When he returns to the property this time Henry Foster is waiting for him and orders him into the house at gunpoint. Realising that their scheme is now out in the open the brothers call Jeannie and ask her to come over. When she arrives she is also trapped with Jeff and the pair are advised of their impending demise.

The brothers put on a particularly violent poltergeist display and Marty then sees the equipment responsible for creating the phenomenon. He causes a power surge at the local power station and the equipment explodes, allowing Jeff and Jeannie escape and call the police, who arrest the Fosters.

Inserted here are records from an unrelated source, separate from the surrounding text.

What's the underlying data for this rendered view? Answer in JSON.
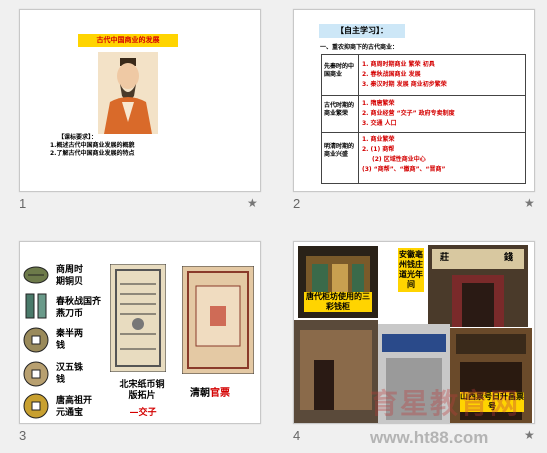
{
  "colors": {
    "background": "#f0f0f0",
    "title_yellow": "#ffd400",
    "title_red": "#d40000",
    "header_blue": "#cde7f7"
  },
  "slides": [
    {
      "number": "1",
      "title": "古代中国商业的发展",
      "goals_title": "【课标要求】：",
      "goals": [
        "1.概述古代中国商业发展的概貌",
        "2.了解古代中国商业发展的特点"
      ]
    },
    {
      "number": "2",
      "header": "【自主学习】：",
      "subheader": "一、重农抑商下的古代商业：",
      "rows": [
        {
          "label": "先秦时的中国商业",
          "lines": [
            "1. 商周时期商业 繁荣 初具",
            "2. 春秋战国商业 发展",
            "3. 秦汉时期 发展 商业初步繁荣"
          ]
        },
        {
          "label": "古代时期的商业繁荣",
          "lines": [
            "1. 隋唐繁荣",
            "2. 商业经营 “交子” 政府专卖制度",
            "3. 交通 人口"
          ]
        },
        {
          "label": "明清时期的商业兴盛",
          "lines": [
            "1. 商业繁荣",
            "2. (1) 商帮",
            "(2) 区域性商业中心",
            "(3) “商帮”、“徽商”、“晋商”"
          ]
        }
      ]
    },
    {
      "number": "3",
      "coins": [
        {
          "label": "商周时期铜贝",
          "icon": "shell-coin-icon"
        },
        {
          "label": "春秋战国齐燕刀币",
          "icon": "knife-coin-icon"
        },
        {
          "label": "秦半两钱",
          "icon": "round-coin-icon"
        },
        {
          "label": "汉五铢钱",
          "icon": "square-hole-coin-icon"
        },
        {
          "label": "唐高祖开元通宝",
          "icon": "gold-coin-icon"
        }
      ],
      "note1": "北宋纸币铜版拓片",
      "note1_red": "—交子",
      "note2": "清朝",
      "note2_red": "官票"
    },
    {
      "number": "4",
      "caption_left": "唐代柜坊使用的三彩钱柜",
      "caption_mid": "安徽亳州钱庄道光年间",
      "caption_right": "山西票号日升昌票号",
      "sign_text": "莊",
      "sign_text2": "錢"
    }
  ],
  "watermark": {
    "big": "育星教育网",
    "url": "www.ht88.com"
  }
}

As Jeannie drives Jeff back to his car in the woods, they notice a figure in the passenger seat. He opens the door to reveal Ms Watson wrapped in newspapers, who explains that she had to ‘swim for it’!

==Cast==
- Mike Pratt as Jeff Randall
- Kenneth Cope as Marty Hopkirk
- Annette Andre as Jeannie Hopkirk
- Alfred Burke .... Henry Foster
- Dudley Foster .... George Foster
- Adrienne Corri .... Laura Watson
- Noel Davis .... Pawnbroker's Clerk
- Michael Rathborne .... Man in Laundromat

==Production==
Although the 3rd episode in the series, All Work and No Pay was the 12th episode to be shot, filmed between November and December 1968.
Exteriors of the Foster brothers' home were filmed at Stanmore Hall in Stanmore. Laura's flat exteriors were shot at Charlbert Street in North West London.

A finished print was completed by mid-May 1969. It is listed as episode 16 in ITC literature.